I want to prove that $\forall n, m \in \mathbb{N}$ $\lvert n \rvert = \lvert m \rvert \iff n = m$ where $\mathbb{N}$ is defined as the smallest inductive set. My proof is like this.
Lemma 1 If $X$ is inductive, $\{\alpha \in X \mid \alpha$ is an ordinal which is not a nonzero limit ordinal$\}$ is inductive.
Proof Let $Y$ be the latter set. It is clear that $0 \in Y$. If $\alpha \in Y$, $\alpha \cup \{\alpha\}$ is a successor ordinal so $\alpha \cup \{\alpha\} \in Y$. Thus $Y$ is inductive. $\blacksquare$
Lemma 2 All nonzero natural numbers are successor ordinals.
Proof By definition of $\mathbb{N}$, $\mathbb{N} \subset \{\alpha \in \mathbb{N} \mid \alpha$ is an ordinal which is not a nonzero limit ordinal$\}$. $\blacksquare$
Since $\alpha + 1 = \beta + 1 \iff \alpha = \beta$, we can define a function $D \colon \mathbb{N} \to \mathbb{N}$ as below.
$D(k) =
\begin{cases}
l & \text{if } k \neq 0\text{, the unique } l \text{ s.t. } l + 1 = k\\
0 & \text{if } k = 0
\end{cases}$
The restriction $D\vert_{\mathbb{N} \setminus 0}\colon \mathbb{N} \setminus 0 \to \mathbb{N}$ is trivially a bijection. Using $D^l$ in the context of iteration, $D^0 = \operatorname{id}_\mathbb{N}$, we obtain the following lemma.

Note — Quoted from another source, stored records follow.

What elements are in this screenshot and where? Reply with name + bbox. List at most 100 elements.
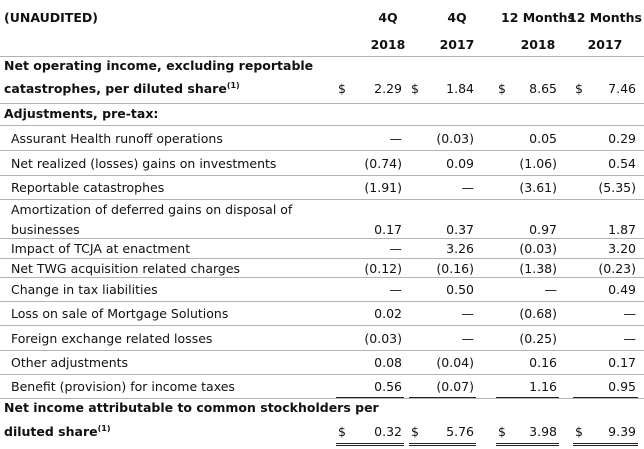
adjustment-row: Other adjustments 0.08 (0.04) 0.16 0.17 [0,350,644,375]
adjustment-value-0: (0.03) [364,331,402,346]
adjustment-value-3: 3.20 [608,241,636,256]
adjustments-title-text: Adjustments, pre-tax: [4,106,159,121]
unaudited-label: (UNAUDITED) [4,10,98,25]
ni-value-1: 5.76 [446,424,474,439]
adjustment-row: Reportable catastrophes (1.91) — (3.61) (5.3… [0,175,644,200]
subtotal-rule-0 [336,397,404,398]
adjustments-title: Adjustments, pre-tax: [4,105,158,123]
ni-label-line2-text: diluted share [4,424,98,439]
adjustment-value-2: 0.16 [529,355,557,370]
adjustment-value-3: — [623,331,637,346]
ni-currency-3: $ [575,424,583,439]
net-income-row: Net income attributable to common stockh… [0,398,644,449]
ni-currency-0: $ [338,424,346,439]
adjustment-value-0: 0.08 [374,355,402,370]
adjustment-label-text: Reportable catastrophes [11,180,165,195]
adjustment-label: businesses [11,221,80,239]
adjustment-label: Amortization of deferred gains on dispos… [11,201,292,219]
adjustment-value-1: 0.09 [446,156,474,171]
column-year-1: 2017 [439,37,475,52]
adjustment-value-1: (0.16) [436,261,474,276]
adjustments-heading-row: Adjustments, pre-tax: [0,103,644,126]
adjustment-label: Change in tax liabilities [11,281,158,299]
adjustment-value-2: (1.38) [519,261,557,276]
footnote-marker: (1) [97,424,111,433]
noi-value-1: 1.84 [446,81,474,96]
noi-currency-0: $ [338,81,346,96]
noi-label-line1: Net operating income, excluding reportab… [4,57,313,75]
adjustment-label-text: Benefit (provision) for income taxes [11,379,235,394]
subtotal-rule-1 [409,397,476,398]
adjustment-value-3: 1.87 [608,222,636,237]
noi-currency-3: $ [575,81,583,96]
adjustment-value-2: (3.61) [519,180,557,195]
adjustment-value-0: — [389,131,403,146]
subtotal-rule-2 [496,397,559,398]
total-double-rule-0 [336,443,404,446]
adjustment-row: Change in tax liabilities — 0.50 — 0.49 [0,277,644,302]
adjustment-value-0: 0.17 [374,222,402,237]
adjustment-value-2: (0.68) [519,306,557,321]
adjustment-value-0: — [389,282,403,297]
noi-label-line2-text: catastrophes, per diluted share [4,81,227,96]
adjustment-value-3: 0.95 [608,379,636,394]
adjustment-row: Amortization of deferred gains on dispos… [0,199,644,219]
ni-value-2: 3.98 [529,424,557,439]
adjustment-label-text: Net TWG acquisition related charges [11,261,241,276]
noi-label-line2: catastrophes, per diluted share(1) [4,80,240,98]
adjustment-value-1: (0.04) [436,355,474,370]
adjustment-row: Net realized (losses) gains on investmen… [0,150,644,176]
adjustment-value-0: (0.74) [364,156,402,171]
adjustment-value-3: 0.54 [608,156,636,171]
adjustment-value-2: (1.06) [519,156,557,171]
adjustment-label-text: Loss on sale of Mortgage Solutions [11,306,229,321]
noi-label-line1-text: Net operating income, excluding reportab… [4,58,314,73]
ni-currency-2: $ [498,424,506,439]
column-period-1: 4Q [447,10,467,25]
adjustment-row: Loss on sale of Mortgage Solutions 0.02 — (… [0,301,644,326]
adjustment-label-text: Foreign exchange related losses [11,331,213,346]
subtotal-rule-3 [573,397,638,398]
column-year-0: 2018 [370,37,406,52]
adjustment-value-2: 1.16 [529,379,557,394]
ni-currency-1: $ [411,424,419,439]
adjustment-value-2: 0.05 [529,131,557,146]
table-header: (UNAUDITED) 4Q 2018 4Q 2017 12 Months 2018 12 M… [0,0,644,57]
adjustment-value-2: 0.97 [529,222,557,237]
adjustment-label: Assurant Health runoff operations [11,130,223,148]
adjustment-value-1: 3.26 [446,241,474,256]
adjustment-value-3: (5.35) [598,180,636,195]
adjustment-value-1: 0.50 [446,282,474,297]
adjustment-label: Loss on sale of Mortgage Solutions [11,305,228,323]
column-period-0: 4Q [378,10,398,25]
column-period-3: 12 Months [568,10,642,25]
adjustment-row: businesses 0.17 0.37 0.97 1.87 [0,219,644,239]
adjustment-label-text: Change in tax liabilities [11,282,158,297]
adjustment-value-3: — [623,306,637,321]
ni-label-line1: Net income attributable to common stockh… [4,399,379,417]
adjustment-label: Impact of TCJA at enactment [11,240,190,258]
adjustment-label-text: Other adjustments [11,355,129,370]
adjustment-label-text: Impact of TCJA at enactment [11,241,191,256]
column-year-2: 2018 [520,37,556,52]
adjustment-value-1: — [461,331,475,346]
total-double-rule-2 [496,443,559,446]
column-period-2: 12 Months [501,10,575,25]
adjustment-row: Impact of TCJA at enactment — 3.26 (0.03) 3.… [0,238,644,259]
total-double-rule-3 [573,443,638,446]
adjustment-label: Reportable catastrophes [11,179,164,197]
adjustment-value-3: 0.17 [608,355,636,370]
adjustment-value-1: (0.07) [436,379,474,394]
noi-currency-2: $ [498,81,506,96]
adjustment-value-0: 0.56 [374,379,402,394]
net-operating-income-row: Net operating income, excluding reportab… [0,56,644,104]
adjustment-row: Net TWG acquisition related charges (0.12… [0,258,644,278]
adjustment-value-3: (0.23) [598,261,636,276]
total-double-rule-1 [409,443,476,446]
ni-value-0: 0.32 [374,424,402,439]
adjustment-value-1: (0.03) [436,131,474,146]
adjustment-value-1: — [461,180,475,195]
noi-value-0: 2.29 [374,81,402,96]
adjustment-value-3: 0.49 [608,282,636,297]
adjustment-label-text: businesses [11,222,80,237]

Lemma 3 The least natural number $l$ s.t. $D^l(k) = 0$ is $k$.
Proof $D^0(0) = 0$. Assume that $k \neq 0$ is the least natural number $l$ s.t. $D^l(k) = 0$. Then $D^{k + 1}(k + 1) = D^k(k) = 0$ and $D^k(k + 1) = D^{D(k)}(k) \neq 0$ by the minimality of $k$. $\blacksquare$
Finally we prove a property of $D$ about cardinality.
Lemma 4 $\lvert n \rvert = \lvert m \rvert \Rightarrow \lvert D(n) \rvert = \lvert D(m) \rvert$
Proof Let $f\colon n \to m$ be the bijection. We can construct a new bijection $g\colon D(n) \to D(m)$ by twisting $f$ like below.
$g(k) =
\begin{cases}
f(k) & \text{if } f(k) \neq m \\
f(n) & \text{if } f(k) = m
\end{cases}$
Since $f(k) = f(n) \Rightarrow k = n \not\in D(n)$, $g$ is injective. For all $l \in D(m)$, if $f(n) = l$, $f^{-1}(m) \in D(n)$ so $g(f^{-1}(m)) = f(n) = l$. Otherwise if $f(n) \neq l$, $f^{-1}(l) \in D(n)$ so $g(f^{-1}(l)) = l$. Thus $g$ is surjective, and finally bijective. $\blacksquare$
Now we can prove the theorem.
Theorem $\forall n, m \in \mathbb{N}$ $\lvert n \rvert = \lvert m \rvert \iff n = m$
Proof $\Leftarrow$ side is trivial, so we only have to show the $\Rightarrow$ side. WLOG $n < m$, then $\lvert D^n(n) \rvert = \lvert D^n(m) \rvert$, but $D^n(n) = \emptyset$ and $D^n(m)$ is not empty, leading to a contradiction. $\blacksquare$
Is my proof correct and independent of $\mathsf{AC}$? And is there more simple approach?
At the end of the day, simplicity is all about how you organise your knowledge. And we cannot avoid induction here, at the end of the day it will have to play a role somewhere.
After proving that $\Bbb N$ is the set of all ordinals which are not greater than a limit ordinal (I'm not counting $0$ as a limit ordinal, obviously), which is something pretty straightforward to do, we can start using induction.
Now you can prove that if $m<n$, as ordinals, then there is no injection from $n$ into $m$. This is now enough since we have:
Therefore, if $|n|=|m|$, then it cannot be that $m<n$, or that $n<m$ by a symmetric argument. So it has to be that $n=m$.
Of course, no choice is involved in these arguments whatsoever.